Pferdezähne im Fokus

Auf den Zahn gefühlt

Der alljährliche Kontrolltermin beim Zahnarzt gehört für den Menschen zur Gesundheitsroutine dazu, dagegen hat die Zahnmedizin beim Pferd erst in den letzten Jahren so richtig an Fahrt aufgenommen. Die große Schwierigkeit: Pferde zeigen bei Zahnschmerzen keine eindeutigen Symptome – sie leiden still, wodurch ernsthafte Probleme oftmals erst spät erkannt werden. Das PM-Forum wagt den Blick ins Pferdemaul und fühlt den  Vierbeinern auf den Zahn.

Der Zahngesundheit von Pferden wird in den letzten Jahren zum Glück immer mehr Beachtung geschenkt – wenngleich noch immer nicht genug. Foto: Christiane Slawik

Aufbau und Entwicklung

Bei Pferden treten wie beim Menschen auch zwei Zahngenerationen auf: die Milchzähne und Dauerzähne. Der Wechsel findet im Alter zwischen zweieinhalb und viereinhalb Jahren statt. Der Zeitpunkt des Durchtritts der Milchzähne durch das Zahnfleisch sowie der Wechsel von Milchzahn zu Dauerzahn weist rassebedingt extreme Unterschiede auf. „Die Bestandteile Schmelz, Dentin und Zement sind unseren Zähnen identisch, nur der Aufbau ist aufgrund der hyposodonten Zahnentwicklung – also Zähne mit hoher Krone – und durch die Ausbildung eines Schmelzbechers ein anderer. Alle bleibenden Zähne sind an den Seitenflächen von Zement überzogen, wodurch die gelbe Färbung entsteht. Darunter befindet sich der Schmelzmantel als härteste Körpersubstanz. Dentin ist der Hauptbestandteil des Zahns. Durch die unterschiedlichen Härtegrade entsteht eine extrem raue Oberfläche, durch die die Pferde in der Lage sind, Raufutter und Gräser zu zermalmen“, erklärt Dr. Tim Steinberg, auf Zahnmedizin spezialisierter Tierarzt und Teilhaber der Tierklinik Lüsche.
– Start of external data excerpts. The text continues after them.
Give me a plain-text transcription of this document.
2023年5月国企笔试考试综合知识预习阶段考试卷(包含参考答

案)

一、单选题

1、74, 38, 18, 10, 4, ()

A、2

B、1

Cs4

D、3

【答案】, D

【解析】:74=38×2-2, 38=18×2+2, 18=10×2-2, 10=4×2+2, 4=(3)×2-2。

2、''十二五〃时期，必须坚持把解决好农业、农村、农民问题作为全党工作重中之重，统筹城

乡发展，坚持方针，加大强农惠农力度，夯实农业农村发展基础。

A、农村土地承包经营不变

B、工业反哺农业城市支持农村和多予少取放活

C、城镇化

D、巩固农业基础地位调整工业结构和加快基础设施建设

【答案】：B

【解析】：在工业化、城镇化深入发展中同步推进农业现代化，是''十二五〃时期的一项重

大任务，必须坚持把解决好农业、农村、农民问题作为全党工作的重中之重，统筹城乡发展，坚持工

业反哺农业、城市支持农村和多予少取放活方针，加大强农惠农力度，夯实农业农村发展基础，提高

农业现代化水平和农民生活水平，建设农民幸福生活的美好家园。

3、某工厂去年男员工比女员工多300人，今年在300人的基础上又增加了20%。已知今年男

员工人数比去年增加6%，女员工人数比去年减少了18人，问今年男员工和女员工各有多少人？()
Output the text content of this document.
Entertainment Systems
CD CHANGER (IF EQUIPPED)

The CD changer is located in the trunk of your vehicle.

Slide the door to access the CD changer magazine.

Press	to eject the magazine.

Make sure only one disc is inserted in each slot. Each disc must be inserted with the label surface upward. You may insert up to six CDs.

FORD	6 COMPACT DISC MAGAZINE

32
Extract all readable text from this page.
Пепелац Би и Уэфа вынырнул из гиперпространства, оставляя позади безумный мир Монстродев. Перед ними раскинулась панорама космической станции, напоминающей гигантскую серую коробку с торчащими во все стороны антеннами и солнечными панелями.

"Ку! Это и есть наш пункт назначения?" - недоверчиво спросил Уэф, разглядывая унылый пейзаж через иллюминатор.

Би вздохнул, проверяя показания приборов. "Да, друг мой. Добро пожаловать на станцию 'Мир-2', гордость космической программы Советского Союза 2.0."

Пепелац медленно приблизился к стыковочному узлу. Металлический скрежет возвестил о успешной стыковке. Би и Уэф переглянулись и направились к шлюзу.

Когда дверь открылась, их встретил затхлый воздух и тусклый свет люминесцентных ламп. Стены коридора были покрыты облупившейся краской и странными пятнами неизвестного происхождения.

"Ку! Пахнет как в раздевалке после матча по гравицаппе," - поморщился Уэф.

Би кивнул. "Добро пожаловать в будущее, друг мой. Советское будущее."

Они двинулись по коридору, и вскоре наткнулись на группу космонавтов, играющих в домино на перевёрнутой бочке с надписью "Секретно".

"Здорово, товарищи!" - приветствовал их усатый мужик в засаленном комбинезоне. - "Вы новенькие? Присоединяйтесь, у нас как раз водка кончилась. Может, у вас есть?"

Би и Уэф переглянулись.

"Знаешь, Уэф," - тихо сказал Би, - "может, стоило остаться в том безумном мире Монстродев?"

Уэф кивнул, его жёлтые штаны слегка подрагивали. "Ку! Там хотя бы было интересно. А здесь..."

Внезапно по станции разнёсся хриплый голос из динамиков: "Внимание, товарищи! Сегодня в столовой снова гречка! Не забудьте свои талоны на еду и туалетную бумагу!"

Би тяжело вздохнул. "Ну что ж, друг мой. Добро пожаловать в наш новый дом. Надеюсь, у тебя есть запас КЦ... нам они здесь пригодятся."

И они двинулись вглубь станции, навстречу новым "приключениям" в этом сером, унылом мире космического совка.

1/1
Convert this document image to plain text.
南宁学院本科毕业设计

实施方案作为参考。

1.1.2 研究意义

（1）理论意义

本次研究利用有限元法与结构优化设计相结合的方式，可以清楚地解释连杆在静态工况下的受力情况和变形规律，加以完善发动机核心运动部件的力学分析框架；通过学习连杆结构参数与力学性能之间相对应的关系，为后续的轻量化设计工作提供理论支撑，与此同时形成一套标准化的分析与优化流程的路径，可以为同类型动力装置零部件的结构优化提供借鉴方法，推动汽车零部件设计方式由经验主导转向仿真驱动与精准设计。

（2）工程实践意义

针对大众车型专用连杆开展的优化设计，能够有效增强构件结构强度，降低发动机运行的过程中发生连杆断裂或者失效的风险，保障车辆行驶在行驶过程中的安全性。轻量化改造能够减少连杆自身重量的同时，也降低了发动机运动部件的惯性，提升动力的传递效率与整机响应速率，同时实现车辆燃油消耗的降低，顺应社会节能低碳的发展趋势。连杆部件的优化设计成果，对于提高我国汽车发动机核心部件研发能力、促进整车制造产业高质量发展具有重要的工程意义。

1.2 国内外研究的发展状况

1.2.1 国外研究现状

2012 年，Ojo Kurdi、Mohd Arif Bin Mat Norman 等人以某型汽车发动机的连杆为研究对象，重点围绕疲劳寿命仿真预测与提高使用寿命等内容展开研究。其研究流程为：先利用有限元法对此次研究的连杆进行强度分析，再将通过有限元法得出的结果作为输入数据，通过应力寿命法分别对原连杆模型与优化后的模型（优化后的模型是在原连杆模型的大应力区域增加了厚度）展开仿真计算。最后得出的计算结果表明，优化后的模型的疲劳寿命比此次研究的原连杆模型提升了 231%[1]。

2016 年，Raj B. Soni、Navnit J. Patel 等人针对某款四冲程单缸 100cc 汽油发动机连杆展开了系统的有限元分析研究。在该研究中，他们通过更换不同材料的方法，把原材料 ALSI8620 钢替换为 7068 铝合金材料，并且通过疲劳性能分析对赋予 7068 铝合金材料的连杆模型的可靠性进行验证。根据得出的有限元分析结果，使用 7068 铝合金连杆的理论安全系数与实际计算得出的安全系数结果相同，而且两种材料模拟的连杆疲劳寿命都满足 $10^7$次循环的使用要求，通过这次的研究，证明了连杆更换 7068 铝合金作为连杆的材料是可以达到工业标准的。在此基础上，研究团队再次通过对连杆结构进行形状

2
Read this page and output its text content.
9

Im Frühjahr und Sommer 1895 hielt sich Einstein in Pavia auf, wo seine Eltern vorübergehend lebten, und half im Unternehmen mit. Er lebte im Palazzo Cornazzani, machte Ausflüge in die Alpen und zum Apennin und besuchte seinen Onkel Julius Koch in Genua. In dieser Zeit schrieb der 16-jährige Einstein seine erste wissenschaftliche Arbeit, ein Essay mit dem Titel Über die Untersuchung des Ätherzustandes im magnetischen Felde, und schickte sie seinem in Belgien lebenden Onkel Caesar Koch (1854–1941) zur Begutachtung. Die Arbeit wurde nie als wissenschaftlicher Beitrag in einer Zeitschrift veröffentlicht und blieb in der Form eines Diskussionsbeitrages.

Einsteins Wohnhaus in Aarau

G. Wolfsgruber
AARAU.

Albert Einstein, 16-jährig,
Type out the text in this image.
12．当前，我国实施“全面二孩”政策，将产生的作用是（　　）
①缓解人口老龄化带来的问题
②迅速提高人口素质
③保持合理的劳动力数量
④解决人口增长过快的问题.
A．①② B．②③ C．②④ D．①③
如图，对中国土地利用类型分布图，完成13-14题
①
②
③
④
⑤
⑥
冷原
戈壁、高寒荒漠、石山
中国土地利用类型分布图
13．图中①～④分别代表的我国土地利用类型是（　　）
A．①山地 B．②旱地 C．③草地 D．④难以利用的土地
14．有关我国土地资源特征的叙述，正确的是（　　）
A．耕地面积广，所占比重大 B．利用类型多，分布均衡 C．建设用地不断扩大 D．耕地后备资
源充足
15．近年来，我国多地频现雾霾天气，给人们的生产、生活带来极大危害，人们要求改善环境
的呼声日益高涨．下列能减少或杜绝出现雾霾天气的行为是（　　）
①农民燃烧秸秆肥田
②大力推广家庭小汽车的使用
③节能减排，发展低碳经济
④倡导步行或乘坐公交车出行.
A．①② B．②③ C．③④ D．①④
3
Der Aufbau der Zähne begründet die Schmelzfaltenbildung, Falten im Zahnzement, die aus Zahnschmelz bestehen. Durch sie vergrößert sich einerseits die Kaufläche und andererseits verringert sich die Abnutzungsrate, da harte und weiche Zahnsubstanzen nebeneinander liegen. Bis zum Alter von sieben bis neun Jahren findet beim Pferd das Längenwachstum der Zähne statt. 

Sie schieben sich allmählich heraus. Bis zum etwa 15. Lebensjahr werden die Backenzähne aus dem Zahnfach nachgeschoben, um die Abnutzung auszugleichen, die circa zwei bis vier Millimeter pro Jahr beträgt. „Zähne sind der limitierende Faktor des Pferdes“, hält der Spezialist für Zahnmedizin fest. Der Abrieb der Schneidezähne ist aufgrund ihrer gebogenen Form und der geringeren Belastung niedriger als bei den Backenzähnen. Im Laufe der Jahre erscheinen sie gestreckter, wodurch sich auch der Abrieb der Kaufläche verändert.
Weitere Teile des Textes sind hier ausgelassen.